Monday’s front page shines a spotlight on our government’s (yes, it is our government whether we voted for it or not) priorities. Fishing rights and control of our waters is a symbol of the UK’s independence; efficient and effective trade with the EU in medicines is not. Not only is trade in medicines more valuable to the UK’s economy, it also adds value to the lives of UK citizens. Perhaps we need a new motto for the NHS: “Let them eat fish”.
Any good news?
People running businesses of all sizes are well aware of the challenges they are facing with the imminent Brexit economic disaster. What we have yet to discover are the opportunities Michael Gove and others trumpet. Maybe that is because, unlike our self-interested careerist political leaders, we live in the real world and not in some utopian fantasy land of privilege and nepotism.
Credit where it’s due
A big vote of thanks is due to Simon Woolley, former advisory chair of the government’s Race Disparity Unit, for his insider’s view of the prime minister’s attitude to racism.
There has been no movement on addressing Islamophobia in the party of government despite years of campaigning and evidence supplied by Baroness Warsi.
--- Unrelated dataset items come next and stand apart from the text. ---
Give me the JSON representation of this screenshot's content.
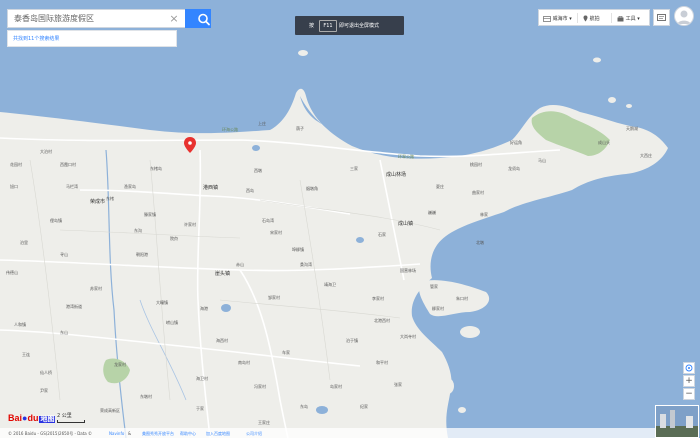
{
  "search": {
    "value": "泰香岛国际旅游度假区",
    "suggestion": "共找到11个搜索结果"
  },
  "fullscreen_notice": {
    "prefix": "按",
    "key": "F11",
    "suffix": "即可退出全屏模式"
  },
  "toolbar": {
    "city": "威海市",
    "location": "航拍",
    "tools": "工具"
  },
  "map_labels": [
    "环翠公路",
    "环海公路",
    "成山林场",
    "成山镇",
    "港西镇",
    "崖头镇",
    "荣成市",
    "大泊村",
    "花园村",
    "西霞口村",
    "东楮岛",
    "渔家岛",
    "马栏湾",
    "旭口",
    "俚岛镇",
    "滕家镇",
    "院夼",
    "朝阳港",
    "寻山",
    "石岛湾",
    "埠柳镇",
    "宋家村",
    "赤山",
    "桑沟湾",
    "靖海卫",
    "邹家村",
    "大疃镇",
    "崂山镇",
    "苏家村",
    "港湾街道",
    "人和镇",
    "东山",
    "王连",
    "龙家村",
    "海西村",
    "南岛村",
    "车家",
    "泊于镇",
    "北港西村",
    "大岚寺村",
    "和平村",
    "岛家村",
    "冯家村",
    "海卫村",
    "东墩村",
    "尹家",
    "大西庄",
    "成山头",
    "天鹅湖",
    "好运角",
    "马山",
    "龙须岛",
    "桃园村",
    "夏庄",
    "曲家村",
    "林家",
    "巍巍",
    "上庄",
    "荫子",
    "三家",
    "烟墩角",
    "西墩",
    "许家村",
    "石家",
    "管家",
    "朱口村",
    "柳家村",
    "李家村",
    "于家",
    "东楮",
    "伟德山",
    "仙人桥",
    "荣成高新区",
    "泊里",
    "西岛",
    "海港",
    "国营林场",
    "王家庄",
    "纪家",
    "张家",
    "东岛",
    "北墩",
    "东沟"
  ],
  "zoom": {
    "plus": "+",
    "minus": "−"
  },
  "scale": {
    "text": "2 公里"
  },
  "logo": {
    "part1": "Bai",
    "part2": "du",
    "part3": "地图"
  },
  "footer": {
    "copyright": "© 2016 Baidu - GS(2015)2650号 - Data ©",
    "links": [
      "Navinfo",
      "&",
      "美图秀秀开放平台",
      "帮助中心",
      "加入百度地图",
      "公司介绍"
    ]
  },
  "colors": {
    "sea": "#8db1d9",
    "land": "#eeeeea",
    "park": "#b7d3a8",
    "accent": "#3385ff",
    "marker": "#e8322f"
  }
}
I, along with many, am seriously worried about Boris Johnson’s attitude to racism and everything else.
Bury St Edmunds, Suffolk
With Chancellor of the Exchequer Rishi Sunak unveiling the new “Diversity built Britain” 50 pence piece, may I suggest three other slogans suitable to adorn our coinage: “Freedom is slavery”, “Ignorance is strength” and most importantly “War is peace”.
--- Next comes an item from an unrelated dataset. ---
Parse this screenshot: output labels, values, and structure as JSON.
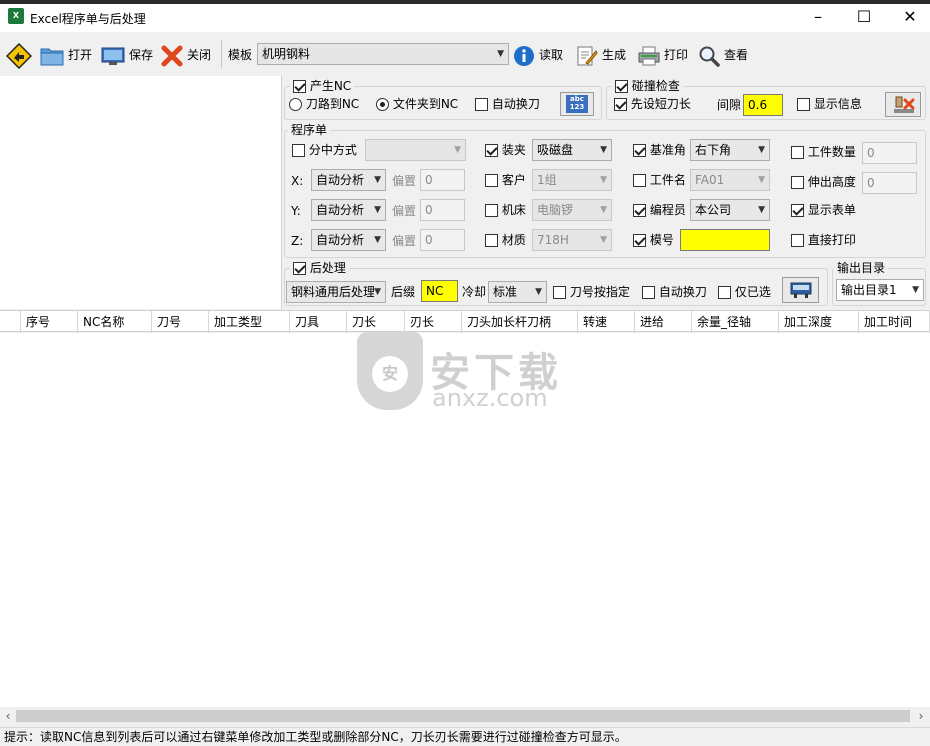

The list of groups and organisations who declare their need for government support during the Covid-19 crisis continues to grow. The only group that lacks a profile are the poor. Their singular public spokesperson seems to be to young footballer in the shape of Marcus Rashford, who has, to a certain degree, shamed the government into some small attempt to feed the children of poor families. American political scientist Francis Fukuyama comments that: “To be poor is to be invisible to your fellow human beings, and the indignity of invisibility is often worse than the lack of resources.”
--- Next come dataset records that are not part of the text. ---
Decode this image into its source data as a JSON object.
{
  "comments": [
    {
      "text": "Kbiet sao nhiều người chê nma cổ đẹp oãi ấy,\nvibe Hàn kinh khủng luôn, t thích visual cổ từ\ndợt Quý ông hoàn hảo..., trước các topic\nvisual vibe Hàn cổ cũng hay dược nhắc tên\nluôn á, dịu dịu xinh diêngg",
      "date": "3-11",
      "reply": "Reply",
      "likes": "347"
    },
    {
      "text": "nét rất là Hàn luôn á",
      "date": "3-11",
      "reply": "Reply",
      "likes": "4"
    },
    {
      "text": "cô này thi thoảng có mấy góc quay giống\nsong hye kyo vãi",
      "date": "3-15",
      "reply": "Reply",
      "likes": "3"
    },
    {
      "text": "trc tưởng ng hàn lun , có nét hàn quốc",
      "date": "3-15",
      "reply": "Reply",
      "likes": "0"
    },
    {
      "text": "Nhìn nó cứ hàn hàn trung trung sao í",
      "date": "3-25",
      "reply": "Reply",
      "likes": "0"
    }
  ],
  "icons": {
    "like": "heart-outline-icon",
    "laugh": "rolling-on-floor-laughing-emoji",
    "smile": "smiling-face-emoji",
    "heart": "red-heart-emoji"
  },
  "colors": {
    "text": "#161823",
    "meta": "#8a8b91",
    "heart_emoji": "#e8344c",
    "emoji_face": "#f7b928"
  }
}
Not sure that you criticism of David Hare’s series on the BBC, Roadkill, seemed fair. It seemed to imply that just because government corruption, hypocrisy and conspiracy have been done before in drama it’s passé. So just move on to something else like horror or tangled sex lives instead?
The corruption etc of government is dragging this country downwards and screwing us all, literally and metaphorically, so we should just stifle a yawn turn the TV over to watch a US detective story with a dog as the co-star?